Sin embargo, ocurrió un hecho, relató ante la expresión atónita de la jueza, que le señaló el camino por el que debía transitar su ayuda a la humanidad. Fue después de que un cliente le exigiera una rendija de ventilación para el féretro de su padre. A partir de entonces, durante sus reflexiones, podía cerrar la caja consiguiendo un estado de quietud absoluta y una concentración plena. Y en una de esas sesiones de meditación comenzó a gestarse en su cabeza “LA IDEA”.

Copiando las formas de ese tropel de jóvenes que te caza por la calle para apuntarte a una ONG, se dedicó a interpelar a la gente mirándola a los ojos. Sabía que no solo tenía que buscar en rostros llenos de desánimos, postrados, semblantes en los que se reflejara un alicaído y balbuciente ánimo. La desesperación que causaba la vida podría esconderse tras una sonrisa, y descubrirlo en el reflejo de las pupilas era algo que únicamente él sabía hacer.

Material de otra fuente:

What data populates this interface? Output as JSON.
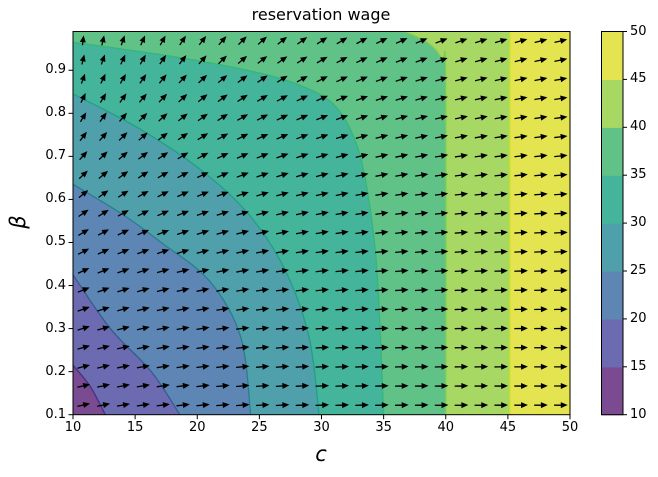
{
  "figure": {
    "title": "reservation wage",
    "background": "#ffffff"
  },
  "axes": {
    "xlabel": "c",
    "ylabel": "β",
    "x_ticks": [
      "10",
      "15",
      "20",
      "25",
      "30",
      "35",
      "40",
      "45",
      "50"
    ],
    "y_ticks": [
      "0.1",
      "0.2",
      "0.3",
      "0.4",
      "0.5",
      "0.6",
      "0.7",
      "0.8",
      "0.9"
    ],
    "x_range": [
      10,
      50
    ],
    "y_range": [
      0.1,
      0.99
    ]
  },
  "colorbar": {
    "ticks": [
      "10",
      "15",
      "20",
      "25",
      "30",
      "35",
      "40",
      "45",
      "50"
    ],
    "range": [
      10,
      50
    ],
    "position": "right"
  },
  "chart_data": {
    "type": "contour-quiver",
    "title": "reservation wage",
    "xlabel": "c",
    "ylabel": "β",
    "x_range": [
      10,
      50
    ],
    "y_range": [
      0.1,
      0.99
    ],
    "grid": false,
    "levels": [
      10,
      15,
      20,
      25,
      30,
      35,
      40,
      45,
      50
    ],
    "band_colors": [
      "#7a4b90",
      "#6c6ab0",
      "#5d86b5",
      "#4fa0aa",
      "#44b49b",
      "#60c287",
      "#a6d863",
      "#e3e44f"
    ],
    "contour_line_colors": [
      "#46327e",
      "#365c8d",
      "#277f8e",
      "#1fa187",
      "#35b779",
      "#7ad151",
      "#c8e020"
    ],
    "contours": [
      {
        "level": 15,
        "start": "left",
        "points": [
          [
            10,
            0.215
          ],
          [
            11.4,
            0.165
          ],
          [
            12.6,
            0.1
          ]
        ]
      },
      {
        "level": 20,
        "start": "left",
        "points": [
          [
            10,
            0.425
          ],
          [
            13,
            0.3
          ],
          [
            16.3,
            0.2
          ],
          [
            18.6,
            0.1
          ]
        ]
      },
      {
        "level": 25,
        "start": "left",
        "points": [
          [
            10,
            0.635
          ],
          [
            14,
            0.565
          ],
          [
            17.1,
            0.5
          ],
          [
            21,
            0.41
          ],
          [
            23.5,
            0.28
          ],
          [
            24.3,
            0.1
          ]
        ]
      },
      {
        "level": 30,
        "start": "left",
        "points": [
          [
            10,
            0.845
          ],
          [
            15,
            0.77
          ],
          [
            20,
            0.675
          ],
          [
            24,
            0.57
          ],
          [
            27,
            0.44
          ],
          [
            29,
            0.28
          ],
          [
            29.8,
            0.1
          ]
        ]
      },
      {
        "level": 35,
        "start": "left",
        "points": [
          [
            10,
            0.965
          ],
          [
            18,
            0.932
          ],
          [
            24,
            0.9
          ],
          [
            28,
            0.868
          ],
          [
            31,
            0.82
          ],
          [
            32.8,
            0.73
          ],
          [
            33.8,
            0.6
          ],
          [
            34.5,
            0.42
          ],
          [
            35.0,
            0.1
          ]
        ]
      },
      {
        "level": 40,
        "start": "top",
        "points": [
          [
            36.7,
            0.99
          ],
          [
            38.6,
            0.963
          ],
          [
            39.7,
            0.925
          ],
          [
            40,
            0.87
          ],
          [
            40,
            0.1
          ]
        ]
      },
      {
        "level": 45,
        "start": "top",
        "points": [
          [
            45.15,
            0.99
          ],
          [
            45.15,
            0.1
          ]
        ]
      }
    ],
    "quiver": {
      "cols": 25,
      "rows": 20,
      "color": "#000000",
      "description": "arrows point right at low beta / high c, rotating to vertical-up toward (c=10, beta=0.99)",
      "angle_model": {
        "theta_max_base": 14,
        "theta_max_gain": 76,
        "theta_max_pow": 1.9,
        "tau_base": 12,
        "tau_gain": 9
      }
    }
  }
}
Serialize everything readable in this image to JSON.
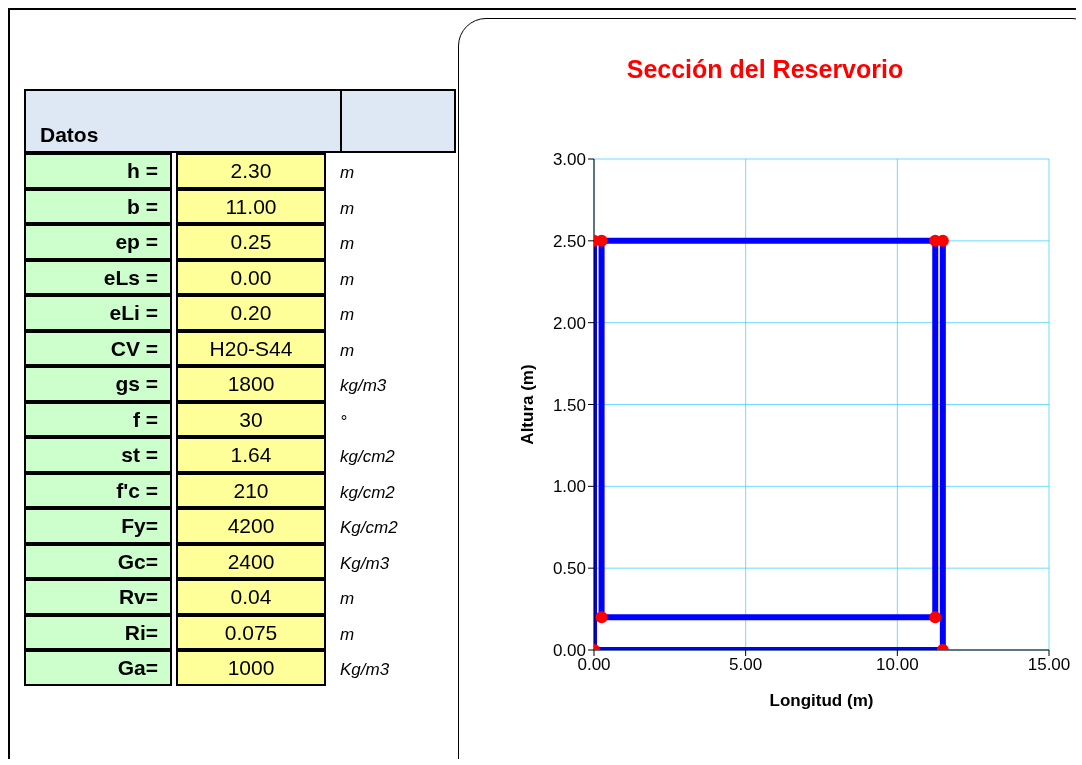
{
  "chart_data": [
    {
      "type": "other",
      "title": "Datos",
      "categories": [
        "h =",
        "b =",
        "ep =",
        "eLs =",
        "eLi =",
        "CV =",
        "gs =",
        "f =",
        "st =",
        "f'c =",
        "Fy=",
        "Gc=",
        "Rv=",
        "Ri=",
        "Ga="
      ],
      "value_labels": [
        "2.30",
        "11.00",
        "0.25",
        "0.00",
        "0.20",
        "H20-S44",
        "1800",
        "30",
        "1.64",
        "210",
        "4200",
        "2400",
        "0.04",
        "0.075",
        "1000"
      ],
      "annotations": [
        "m",
        "m",
        "m",
        "m",
        "m",
        "m",
        "kg/m3",
        "°",
        "kg/cm2",
        "kg/cm2",
        "Kg/cm2",
        "Kg/m3",
        "m",
        "m",
        "Kg/m3"
      ]
    },
    {
      "type": "line",
      "title": "Sección del Reservorio",
      "xlabel": "Longitud (m)",
      "ylabel": "Altura (m)",
      "series": [
        {
          "type": "line",
          "color": "#0000ff",
          "x": [
            0,
            11.5
          ],
          "values": [
            0,
            0
          ]
        },
        {
          "type": "line",
          "color": "#0000ff",
          "x": [
            0.25,
            11.25
          ],
          "values": [
            0.2,
            0.2
          ]
        },
        {
          "type": "line",
          "color": "#0000ff",
          "x": [
            0,
            11.5
          ],
          "values": [
            2.5,
            2.5
          ]
        },
        {
          "type": "line",
          "color": "#0000ff",
          "x": [
            0,
            0
          ],
          "values": [
            0,
            2.5
          ]
        },
        {
          "type": "line",
          "color": "#0000ff",
          "x": [
            0.25,
            0.25
          ],
          "values": [
            0.2,
            2.5
          ]
        },
        {
          "type": "line",
          "color": "#0000ff",
          "x": [
            11.25,
            11.25
          ],
          "values": [
            0.2,
            2.5
          ]
        },
        {
          "type": "line",
          "color": "#0000ff",
          "x": [
            11.5,
            11.5
          ],
          "values": [
            0,
            2.5
          ]
        },
        {
          "type": "scatter",
          "color": "#ff0000",
          "x": [
            0,
            11.5,
            11.5,
            11.25,
            11.25,
            0.25,
            0.25,
            0
          ],
          "values": [
            0,
            0,
            2.5,
            2.5,
            0.2,
            0.2,
            2.5,
            2.5
          ]
        }
      ],
      "xlim": [
        0,
        15
      ],
      "xticks": [
        {
          "value": 0,
          "label": "0.00"
        },
        {
          "value": 5,
          "label": "5.00"
        },
        {
          "value": 10,
          "label": "10.00"
        },
        {
          "value": 15,
          "label": "15.00"
        }
      ],
      "ylim": [
        0,
        3
      ],
      "yticks": [
        {
          "value": 0,
          "label": "0.00"
        },
        {
          "value": 0.5,
          "label": "0.50"
        },
        {
          "value": 1,
          "label": "1.00"
        },
        {
          "value": 1.5,
          "label": "1.50"
        },
        {
          "value": 2,
          "label": "2.00"
        },
        {
          "value": 2.5,
          "label": "2.50"
        },
        {
          "value": 3,
          "label": "3.00"
        }
      ],
      "grid": true,
      "line_style": "solid"
    }
  ]
}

Cuando el hecho acontecía, entablaba una larga conversación para convencer de lo maravilloso de la vida a quien él consideraba que pensaba quitársela. Y si fallaba en su propósito, les hacía la gran propuesta. Una noche de reflexión, una noche encerrado en un ataúd, con respiradero, por supuesto. Había quienes salían corriendo, tildándolo de loco, pero muchos jóvenes encontraban divertida la experiencia y, burlándose de Genaro, entre guiños y codazos, competían por exponer al vendedor de ataúdes las formas insospechadas con las que pensaban poner fin a sus días.  

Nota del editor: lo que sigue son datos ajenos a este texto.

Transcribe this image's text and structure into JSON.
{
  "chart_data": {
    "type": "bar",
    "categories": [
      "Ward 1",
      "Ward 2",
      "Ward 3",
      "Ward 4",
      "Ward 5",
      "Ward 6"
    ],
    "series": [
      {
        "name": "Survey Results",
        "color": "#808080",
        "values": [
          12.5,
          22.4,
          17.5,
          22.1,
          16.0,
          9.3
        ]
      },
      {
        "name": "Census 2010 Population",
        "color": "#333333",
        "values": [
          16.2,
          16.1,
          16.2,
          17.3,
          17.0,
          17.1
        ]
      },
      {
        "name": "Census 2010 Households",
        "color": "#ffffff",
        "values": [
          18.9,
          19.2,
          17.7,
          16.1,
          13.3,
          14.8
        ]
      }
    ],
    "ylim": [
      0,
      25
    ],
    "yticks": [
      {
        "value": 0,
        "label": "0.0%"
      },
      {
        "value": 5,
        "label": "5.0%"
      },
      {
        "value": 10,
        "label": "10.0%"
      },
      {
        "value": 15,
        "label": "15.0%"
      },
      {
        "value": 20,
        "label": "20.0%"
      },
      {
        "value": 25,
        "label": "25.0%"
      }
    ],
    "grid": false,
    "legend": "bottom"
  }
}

En la madrugada se les oía gritar, pero el pacto era que hasta las seis de la mañana no se abriría la caja. Y, al amanecer, salían en estampida del establecimiento, riendo a carcajadas para disimular el temblor y la palidez que aún arrastraban después de la luctuosa noche. Genaro, al verlos, creyendo que se había operado el milagro, se congratulaba por «LA IDEA” y los contemplaba pletórico hasta que desaparecían por la esquina del bulevar. Que aquel muchacho no hubiese resistido el experimento, era algo ajeno a «LA IDEA». Se lo había dicho a la jueza, bien clarito. El chico le había confesado que tenía preparado en casa un montón de ingredientes rarísimos para suicidarse aquella misma mañana. ¿Por qué lo culpaban a él de su muerte?